A GEORGE II MAHOGANY CORNER CUPBOARD
VARIOUS PROPERTIES
A GEORGE II MAHOGANY CORNER CUPBOARD

Details
A GEORGE II MAHOGANY CORNER CUPBOARD
Of elliptical outline, the breakfront segmental pediment with central truss corbel block above a pair of sliding glazed doors enclosing three shaped shelves between Ionic columns, above a pair of sliding doors, on a moulded plinth
95¾ in. (243 cm.) high; 55 in. (140 cm.) wide; 32 in. (81 cm.) deep
Provenance
C. E. Thornton, Esq., in 1938.
Literature
Apollo, 'A Yorkshire Exhibition at Temple Newsam', July 1938, p. 17, fig. VIII [lent by C.E. Thirnton, Esq.]
Exhibited
Leeds, Temple Newsam House, 'A Yorkshire Exhibition at Temple Newsam', 1938.

Lot Essay

THE IONIC ORDER
This elegant Ionic-columned and triumphal-arched 'buffet' cabinet is designed in the George II 'Roman' manner promoted by Richard Boyle, 3rd Earl of Burlington. Designs by Lord Burlington and his protégé William Kent (d. 1748) featured in Some Designs of Inigo Jones and others, 1737 that was issued by Isaac Ware (d. 1766), Secretary of the King's Board of Works. Ware, also the author of a translation of Andrea Palladio's, Four Books of Architecture, 1738, included this pattern of Ionic temple column, with modillioned cornice, in his Complete Body of Architecture, 1754. A pattern for a related 'Ionick Buffet' also appeared in B. Langley's Builder's and Workman's Treasury of Designs: or the Art of Drawing and Working the Ornamental Parts of Architecture, London, 1745. The latter, which was prefixed with 'The Five Orders of Columns, according to Andrea Palladio', also illustrated the method of forming 'the Heads of Circular Buffets' (pls. LVI and LVIII). The Architectural Orders were also illustrated by the St. Martin's Lane cabinet-maker Thomas Chippendale in the Preface to his Gentleman and Cabinet-Maker's Director, 1754, and included the Ionic Order, with similarly flowered capital (Pl.III).

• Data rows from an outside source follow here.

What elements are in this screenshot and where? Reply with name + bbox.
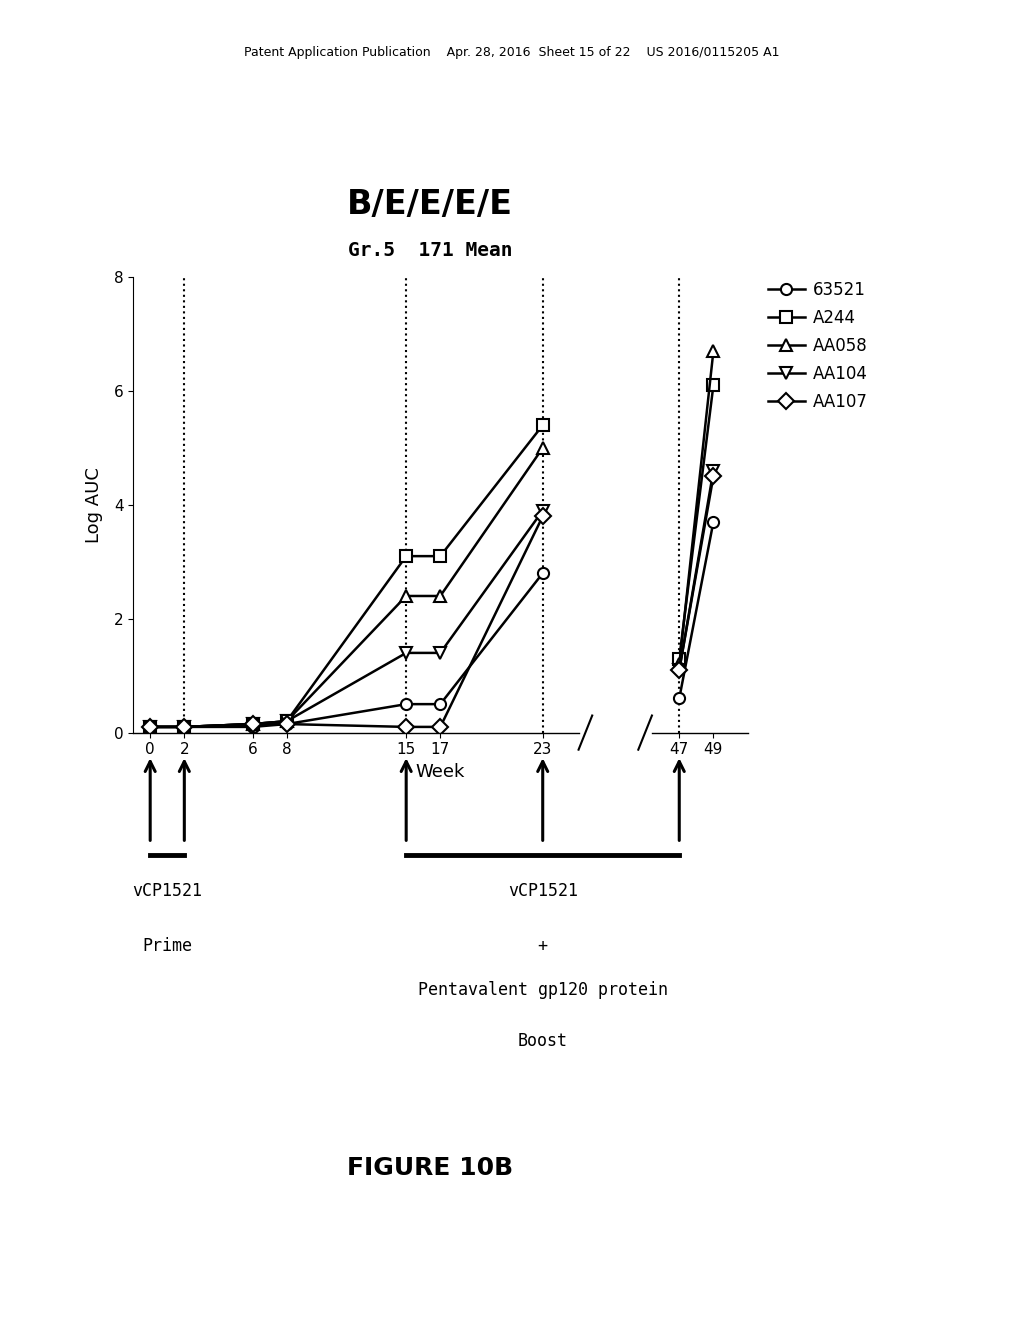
63521 xyxy=(537,565,549,581)
A244 xyxy=(400,548,413,564)
Line: 63521: 63521 xyxy=(144,568,548,733)
Text: B/E/E/E/E: B/E/E/E/E xyxy=(347,189,513,222)
Text: Boost: Boost xyxy=(518,1032,567,1051)
Y-axis label: Log AUC: Log AUC xyxy=(85,467,102,543)
Text: Pentavalent gp120 protein: Pentavalent gp120 protein xyxy=(418,981,668,999)
Text: Prime: Prime xyxy=(142,937,193,956)
AA058 xyxy=(537,440,549,455)
Line: A244: A244 xyxy=(144,420,548,733)
X-axis label: Week: Week xyxy=(416,763,465,781)
AA104 xyxy=(247,717,259,733)
A244 xyxy=(247,717,259,733)
Text: FIGURE 10B: FIGURE 10B xyxy=(347,1156,513,1180)
Text: vCP1521: vCP1521 xyxy=(508,882,578,900)
AA107 xyxy=(247,717,259,733)
63521 xyxy=(178,719,190,735)
A244 xyxy=(178,719,190,735)
AA058 xyxy=(281,713,293,729)
63521 xyxy=(281,717,293,733)
AA058 xyxy=(434,589,446,605)
Text: Gr.5  171 Mean: Gr.5 171 Mean xyxy=(348,242,512,260)
AA058 xyxy=(247,717,259,733)
Bar xyxy=(586,226,645,767)
AA104 xyxy=(281,713,293,729)
AA058 xyxy=(178,719,190,735)
AA104 xyxy=(144,719,157,735)
AA104 xyxy=(400,645,413,661)
Line: AA107: AA107 xyxy=(144,511,548,733)
AA107 xyxy=(537,508,549,524)
AA058 xyxy=(400,589,413,605)
AA104 xyxy=(537,503,549,519)
AA104 xyxy=(178,719,190,735)
AA058 xyxy=(144,719,157,735)
A244 xyxy=(144,719,157,735)
63521 xyxy=(434,696,446,711)
AA107 xyxy=(400,719,413,735)
A244 xyxy=(434,548,446,564)
Line: AA104: AA104 xyxy=(144,506,548,733)
A244 xyxy=(537,417,549,433)
Text: +: + xyxy=(538,937,548,956)
63521 xyxy=(247,719,259,735)
Text: vCP1521: vCP1521 xyxy=(132,882,203,900)
AA104 xyxy=(434,645,446,661)
AA107 xyxy=(178,719,190,735)
AA107 xyxy=(144,719,157,735)
A244 xyxy=(281,713,293,729)
AA107 xyxy=(281,717,293,733)
63521 xyxy=(400,696,413,711)
Legend: 63521, A244, AA058, AA104, AA107: 63521, A244, AA058, AA104, AA107 xyxy=(768,281,868,411)
63521 xyxy=(144,719,157,735)
Text: Patent Application Publication    Apr. 28, 2016  Sheet 15 of 22    US 2016/01152: Patent Application Publication Apr. 28, … xyxy=(245,46,779,59)
AA107 xyxy=(434,719,446,735)
Line: AA058: AA058 xyxy=(144,442,548,733)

This handsome compass-fronted cabinet is likely to have stood in the corner of a dining room adorned with a similarly Ionic columned chimneypiece. The canted angles of its cornice are fitted with vase plinths; while a classical bust or vase would have been displayed on its key-stone bracket, whose serpentined and reeded truss is wrapped by Roman acanthus. The buffet cabinet, serving for the display of plate and china, is probably contemporary with the celebrated Corinthian-columned bookcases, which also appear to have been inspired by Ware's 1739 translation of Palladio, and were supplied in 1740 for Powderham Castle, Devon by the St. Martin's Lane cabinet-maker John Channon (d. 1779) (C. Gilbert and T. Murdoch, John Channon and brass-inlaid Furniture, London, 1993, fig. 4). The popularity of such buffets is discussed by Ian Gow, 'The Buffet-niche in eighteenth-century Scotland, Furniture History, 1994.